The mission of Surveyor 7 was to explore a region of the Moon other than lunar maria and into the lunar highlands.


Read more:
https://www.lpi.usra.edu/lunar/missions/surveyor/
https://www.nasa.gov/feature/50-years-ago-surveyor-7-launches
Heritage Consideration
Surveyor 7 was the first probe to detecet the faint glow on the lunar horizon after dark that is now thought to be light reflected from electrostatically levitated Moon dust.

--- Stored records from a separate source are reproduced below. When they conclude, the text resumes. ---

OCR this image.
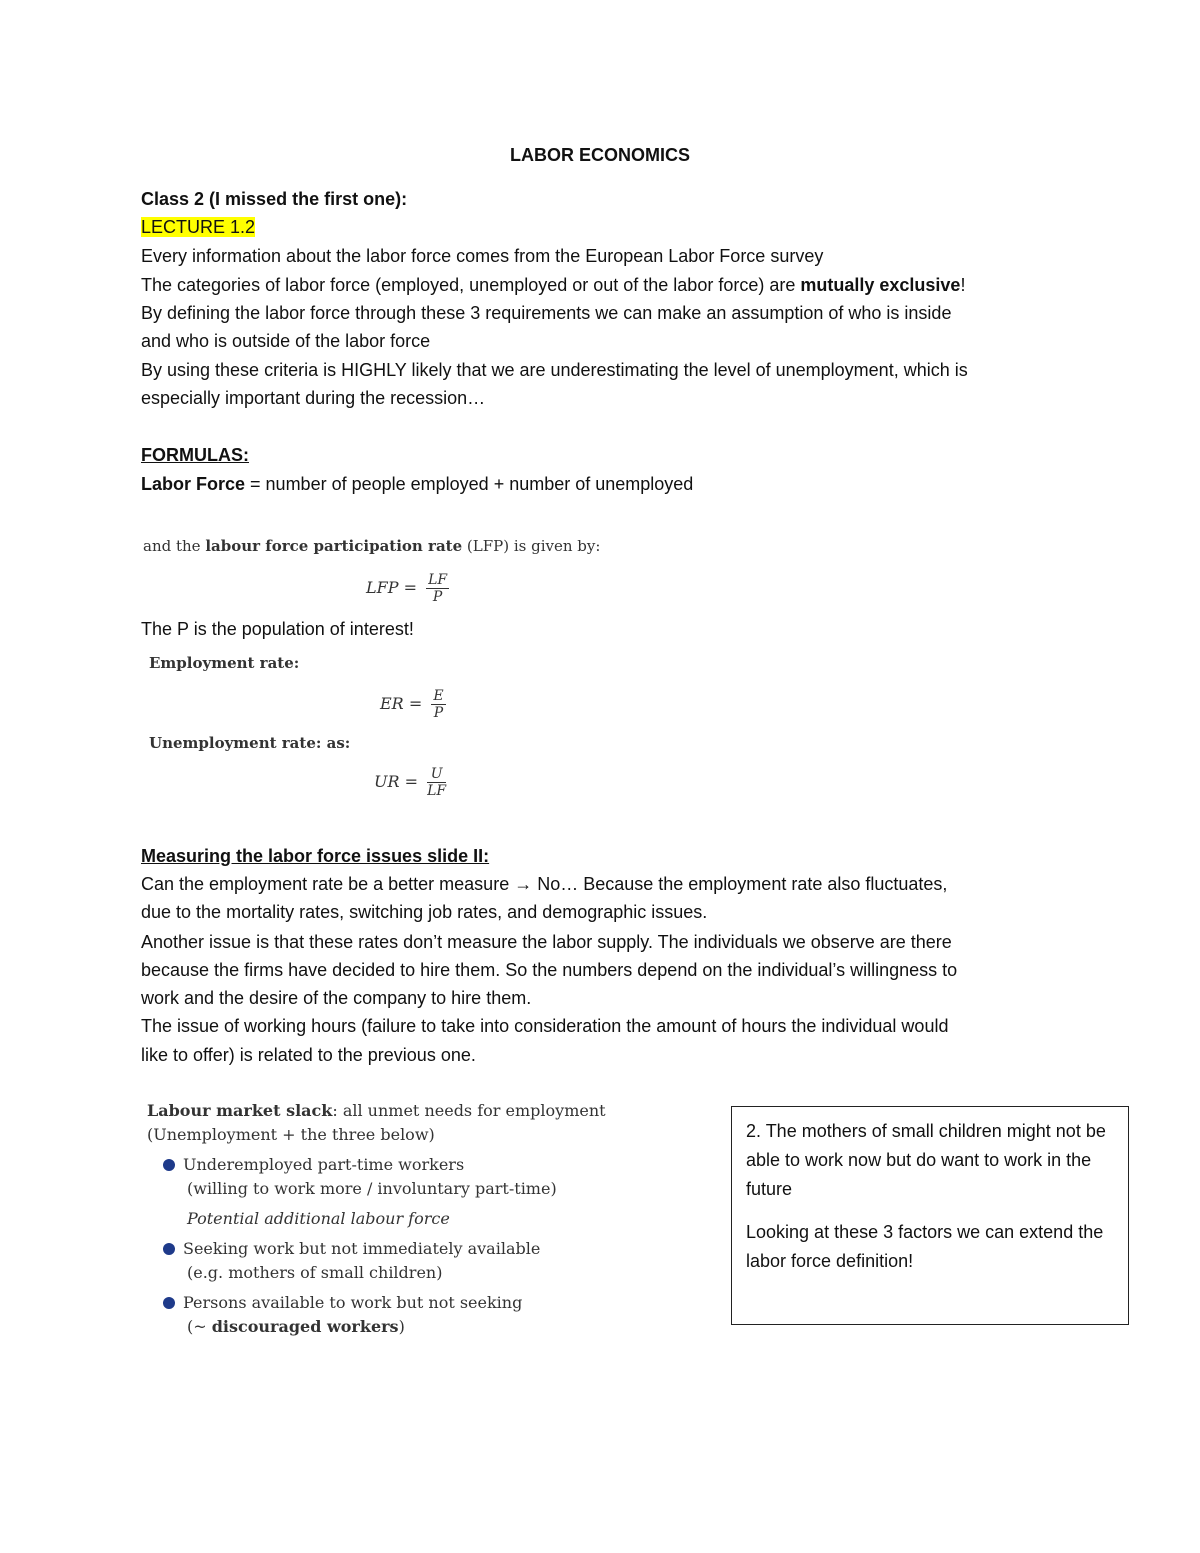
LABOR ECONOMICS
Class 2 (I missed the first one):
LECTURE 1.2
Every information about the labor force comes from the European Labor Force survey
The categories of labor force (employed, unemployed or out of the labor force) are mutually exclusive!
By defining the labor force through these 3 requirements we can make an assumption of who is inside
and who is outside of the labor force
By using these criteria is HIGHLY likely that we are underestimating the level of unemployment, which is
especially important during the recession…
FORMULAS:
Labor Force = number of people employed + number of unemployed
and the labour force participation rate (LFP) is given by:
LFP = $\frac{LF}{P}$
The P is the population of interest!
Employment rate:
ER = $\frac{E}{P}$
Unemployment rate: as:
UR = $\frac{U}{LF}$
Measuring the labor force issues slide II:
Can the employment rate be a better measure → No… Because the employment rate also fluctuates,
due to the mortality rates, switching job rates, and demographic issues.
Another issue is that these rates don’t measure the labor supply. The individuals we observe are there
because the firms have decided to hire them. So the numbers depend on the individual’s willingness to
work and the desire of the company to hire them.
The issue of working hours (failure to take into consideration the amount of hours the individual would
like to offer) is related to the previous one.
Labour market slack: all unmet needs for employment
(Unemployment + the three below)
Underemployed part-time workers
(willing to work more / involuntary part-time)
Potential additional labour force
Seeking work but not immediately available
(e.g. mothers of small children)
Persons available to work but not seeking
(~ discouraged workers)

2. The mothers of small children might not be able to work now but do want to work in the future

Looking at these 3 factors we can extend the labor force definition!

Object on or Related to Site
Object Name: Surveyor 7 | |
Cospar: 1968-001A | |
Norad: N/A | |
Location: Precise location unknown or undisclosed. | |
Launch Date: 7 January 1968, 06:30:00 UTC | |
Landing Date: 10 January 1968, 01:05:36 UTC | |
Deployment: N/A | |
End Date: 21 February 1968 | |
Function: Lunar landing feasibility and data collection. | |
Image Source: NASA |
Description
Surveyor 7 was the fifth and final spacecraft of the Surveyor series to achieve a lunar soft landing. The specific objectives for this mission were to:
- Perform a lunar soft landing (in a highland area well removed from the maria to provide a type of terrain photography and lunar sample significantly different from those of other Surveyor missions).
- Obtain postlanding TV pictures.
- Determine the relative abundances of chemical elements.
- Manipulate the lunar material.
- Obtain touchdown dynamics data.
- Obtain thermal and radar reflectivity data. Surveyor 7 was the only Surveyor craft to land in the lunar highland region.

On 19 November 1969 the Apollo 12 Lunar Module (LM) landed within about 180 m of the Surveyor 3 spacecraft. Astronauts Pete Conrad and Alan Bean visited the spacecraft on their second moonwalk on 20 November, examining Surveyor 3 and its surroundings, taking photographs, and removing about 10 kg of parts from the spacecraft, including the TV camera, for later examination back on Earth.